A Idade Moderna e o Renascimento

A Idade Moderna caracterizou-se por ser mais que uma rutura com o período histórico imediatamente anterior, batizado, pouco mais de uma década depois da queda da Nova Roma, como Idade Média. Poder-se-á dizer que o homem renascentista, ao menosprezar o período medieval, optou por, ineditamente em qualquer Era histórica, escolher o seu próprio passado, retornando aos valores éticos, artísticos e científicos da antiguidade clássica[1] que tinham permanecido cristalizados no tempo. A culpa desta estagnação civilizacional recairia sobre uma igreja obscurantista que asfixiava o potencial humano, subjugando o homem pelo medo da ira divina, manipulando-o, influenciando-o em todas as fases e momentos da vida.

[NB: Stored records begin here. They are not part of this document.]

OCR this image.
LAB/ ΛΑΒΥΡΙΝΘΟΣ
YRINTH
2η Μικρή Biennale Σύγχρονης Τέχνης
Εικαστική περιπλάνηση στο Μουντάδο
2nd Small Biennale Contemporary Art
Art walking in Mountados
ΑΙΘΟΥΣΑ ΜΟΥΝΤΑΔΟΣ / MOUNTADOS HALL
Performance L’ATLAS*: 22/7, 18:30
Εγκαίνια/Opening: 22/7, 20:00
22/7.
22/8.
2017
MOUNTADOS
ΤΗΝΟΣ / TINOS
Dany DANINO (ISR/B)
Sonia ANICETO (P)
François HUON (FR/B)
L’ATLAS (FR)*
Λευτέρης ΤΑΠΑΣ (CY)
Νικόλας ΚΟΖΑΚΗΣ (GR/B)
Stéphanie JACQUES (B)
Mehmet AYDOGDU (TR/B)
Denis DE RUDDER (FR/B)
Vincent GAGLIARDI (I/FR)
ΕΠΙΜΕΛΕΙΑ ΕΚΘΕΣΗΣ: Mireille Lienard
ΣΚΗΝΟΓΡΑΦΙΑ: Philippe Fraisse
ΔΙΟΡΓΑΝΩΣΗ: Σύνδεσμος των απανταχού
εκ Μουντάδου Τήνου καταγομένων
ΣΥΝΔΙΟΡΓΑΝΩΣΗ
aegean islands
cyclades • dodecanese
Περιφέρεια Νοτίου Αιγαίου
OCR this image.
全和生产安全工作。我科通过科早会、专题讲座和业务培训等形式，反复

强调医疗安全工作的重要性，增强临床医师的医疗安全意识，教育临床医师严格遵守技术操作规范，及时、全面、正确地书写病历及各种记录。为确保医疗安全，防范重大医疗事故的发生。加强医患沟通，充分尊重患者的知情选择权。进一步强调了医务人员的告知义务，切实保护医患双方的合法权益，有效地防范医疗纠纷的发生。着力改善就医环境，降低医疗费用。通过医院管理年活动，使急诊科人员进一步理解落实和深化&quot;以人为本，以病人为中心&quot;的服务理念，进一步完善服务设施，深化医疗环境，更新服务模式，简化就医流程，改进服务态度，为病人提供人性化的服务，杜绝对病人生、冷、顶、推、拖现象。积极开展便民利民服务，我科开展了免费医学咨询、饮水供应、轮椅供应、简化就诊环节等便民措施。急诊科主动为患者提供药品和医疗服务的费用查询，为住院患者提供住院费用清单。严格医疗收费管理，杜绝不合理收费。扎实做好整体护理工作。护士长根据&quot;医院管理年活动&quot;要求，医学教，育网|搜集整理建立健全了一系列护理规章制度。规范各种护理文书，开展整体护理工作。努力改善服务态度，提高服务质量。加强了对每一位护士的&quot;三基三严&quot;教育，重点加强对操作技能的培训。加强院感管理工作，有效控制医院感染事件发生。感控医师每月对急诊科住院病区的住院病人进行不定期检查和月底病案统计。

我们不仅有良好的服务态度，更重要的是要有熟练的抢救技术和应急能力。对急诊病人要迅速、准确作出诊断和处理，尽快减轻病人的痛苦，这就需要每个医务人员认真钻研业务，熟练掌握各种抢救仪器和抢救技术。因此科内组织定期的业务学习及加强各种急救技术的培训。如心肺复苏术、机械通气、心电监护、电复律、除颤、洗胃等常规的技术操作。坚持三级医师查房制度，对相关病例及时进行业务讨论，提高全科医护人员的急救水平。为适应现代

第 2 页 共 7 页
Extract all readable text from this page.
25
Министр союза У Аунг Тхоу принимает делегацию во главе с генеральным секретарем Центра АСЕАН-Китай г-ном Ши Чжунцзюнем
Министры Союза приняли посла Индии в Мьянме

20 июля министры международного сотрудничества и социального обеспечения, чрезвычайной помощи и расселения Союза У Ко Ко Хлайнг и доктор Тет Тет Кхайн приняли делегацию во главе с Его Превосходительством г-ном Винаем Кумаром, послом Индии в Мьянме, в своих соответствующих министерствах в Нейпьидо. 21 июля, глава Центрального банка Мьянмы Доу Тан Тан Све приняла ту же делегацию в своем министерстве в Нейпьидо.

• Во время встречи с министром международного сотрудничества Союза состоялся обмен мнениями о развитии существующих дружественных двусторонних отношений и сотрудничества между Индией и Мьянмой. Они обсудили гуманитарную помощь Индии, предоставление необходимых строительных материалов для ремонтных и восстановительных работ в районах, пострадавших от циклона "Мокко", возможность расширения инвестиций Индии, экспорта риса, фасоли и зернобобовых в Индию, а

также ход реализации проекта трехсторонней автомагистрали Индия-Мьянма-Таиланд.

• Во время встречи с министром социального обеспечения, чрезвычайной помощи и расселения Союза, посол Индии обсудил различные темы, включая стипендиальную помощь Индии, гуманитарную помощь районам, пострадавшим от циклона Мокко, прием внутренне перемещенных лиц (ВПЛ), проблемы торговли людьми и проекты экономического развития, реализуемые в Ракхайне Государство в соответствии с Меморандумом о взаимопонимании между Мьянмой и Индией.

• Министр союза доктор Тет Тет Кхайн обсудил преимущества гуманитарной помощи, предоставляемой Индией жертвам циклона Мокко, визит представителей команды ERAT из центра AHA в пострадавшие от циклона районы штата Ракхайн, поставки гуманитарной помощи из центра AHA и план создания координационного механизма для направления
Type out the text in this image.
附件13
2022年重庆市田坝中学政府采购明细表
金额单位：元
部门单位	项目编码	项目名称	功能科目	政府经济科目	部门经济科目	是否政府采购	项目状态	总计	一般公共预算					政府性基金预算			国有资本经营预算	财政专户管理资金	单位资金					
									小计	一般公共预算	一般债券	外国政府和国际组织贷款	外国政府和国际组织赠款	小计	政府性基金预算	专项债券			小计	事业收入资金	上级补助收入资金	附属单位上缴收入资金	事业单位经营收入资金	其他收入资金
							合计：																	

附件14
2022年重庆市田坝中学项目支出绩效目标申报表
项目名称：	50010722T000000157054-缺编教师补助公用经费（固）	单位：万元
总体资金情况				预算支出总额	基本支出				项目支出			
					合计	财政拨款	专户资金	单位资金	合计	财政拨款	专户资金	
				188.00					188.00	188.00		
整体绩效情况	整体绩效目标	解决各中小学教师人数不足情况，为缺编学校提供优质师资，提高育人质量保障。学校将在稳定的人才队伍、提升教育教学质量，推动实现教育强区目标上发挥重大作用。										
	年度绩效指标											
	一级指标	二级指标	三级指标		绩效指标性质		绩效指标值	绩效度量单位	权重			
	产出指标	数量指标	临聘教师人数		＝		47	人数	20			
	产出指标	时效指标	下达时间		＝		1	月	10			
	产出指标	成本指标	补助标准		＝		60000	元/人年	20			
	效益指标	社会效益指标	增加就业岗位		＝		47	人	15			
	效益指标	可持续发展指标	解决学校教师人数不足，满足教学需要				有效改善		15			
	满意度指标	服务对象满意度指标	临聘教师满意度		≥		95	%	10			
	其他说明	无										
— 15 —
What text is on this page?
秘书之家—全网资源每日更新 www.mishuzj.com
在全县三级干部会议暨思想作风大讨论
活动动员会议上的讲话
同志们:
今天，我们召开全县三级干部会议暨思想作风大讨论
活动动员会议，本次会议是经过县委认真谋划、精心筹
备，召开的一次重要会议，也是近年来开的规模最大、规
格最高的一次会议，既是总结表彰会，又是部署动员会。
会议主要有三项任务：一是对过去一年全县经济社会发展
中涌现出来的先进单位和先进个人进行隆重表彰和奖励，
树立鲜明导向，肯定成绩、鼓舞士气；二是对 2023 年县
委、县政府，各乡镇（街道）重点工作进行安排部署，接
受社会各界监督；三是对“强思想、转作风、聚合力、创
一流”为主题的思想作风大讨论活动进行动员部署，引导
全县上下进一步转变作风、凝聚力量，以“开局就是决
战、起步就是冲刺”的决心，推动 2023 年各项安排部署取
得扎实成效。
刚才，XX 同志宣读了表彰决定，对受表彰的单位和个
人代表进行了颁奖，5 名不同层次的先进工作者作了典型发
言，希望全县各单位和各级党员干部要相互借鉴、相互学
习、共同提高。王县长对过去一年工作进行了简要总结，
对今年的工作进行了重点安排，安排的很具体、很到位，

É reconhecido inestimável mérito à Igreja, nomeadamente aos monges copistas, na preservação de textos clássicos, não se podendo, contudo, dizer o mesmo quanto ao património cultural material alvo de saques e pilhagens com a sua conivência. Não obstante o desprezo a que, principalmente no século XVI, foi votado o período medieval por alguns eruditos humanistas, não se podem descurar as inúmeras realizações técnicas e artísticas que marcaram as dark ages, necessariamente também influenciadas pela herança greco-romana, nem tão pouco foi aquele um período decadente, de estagnação cultural, destacando-se nomes de pensadores como Tomás de Aquino (1227-1274), não se pudendo ainda descurar a fundação de várias universidades atualmente quase milenares e a relevância que teve a renovação cultural operada por Carlos Magno (742-814) ou o impacto nos vários domínios da sociedade provocado pelo chamado Renascimento do século XII.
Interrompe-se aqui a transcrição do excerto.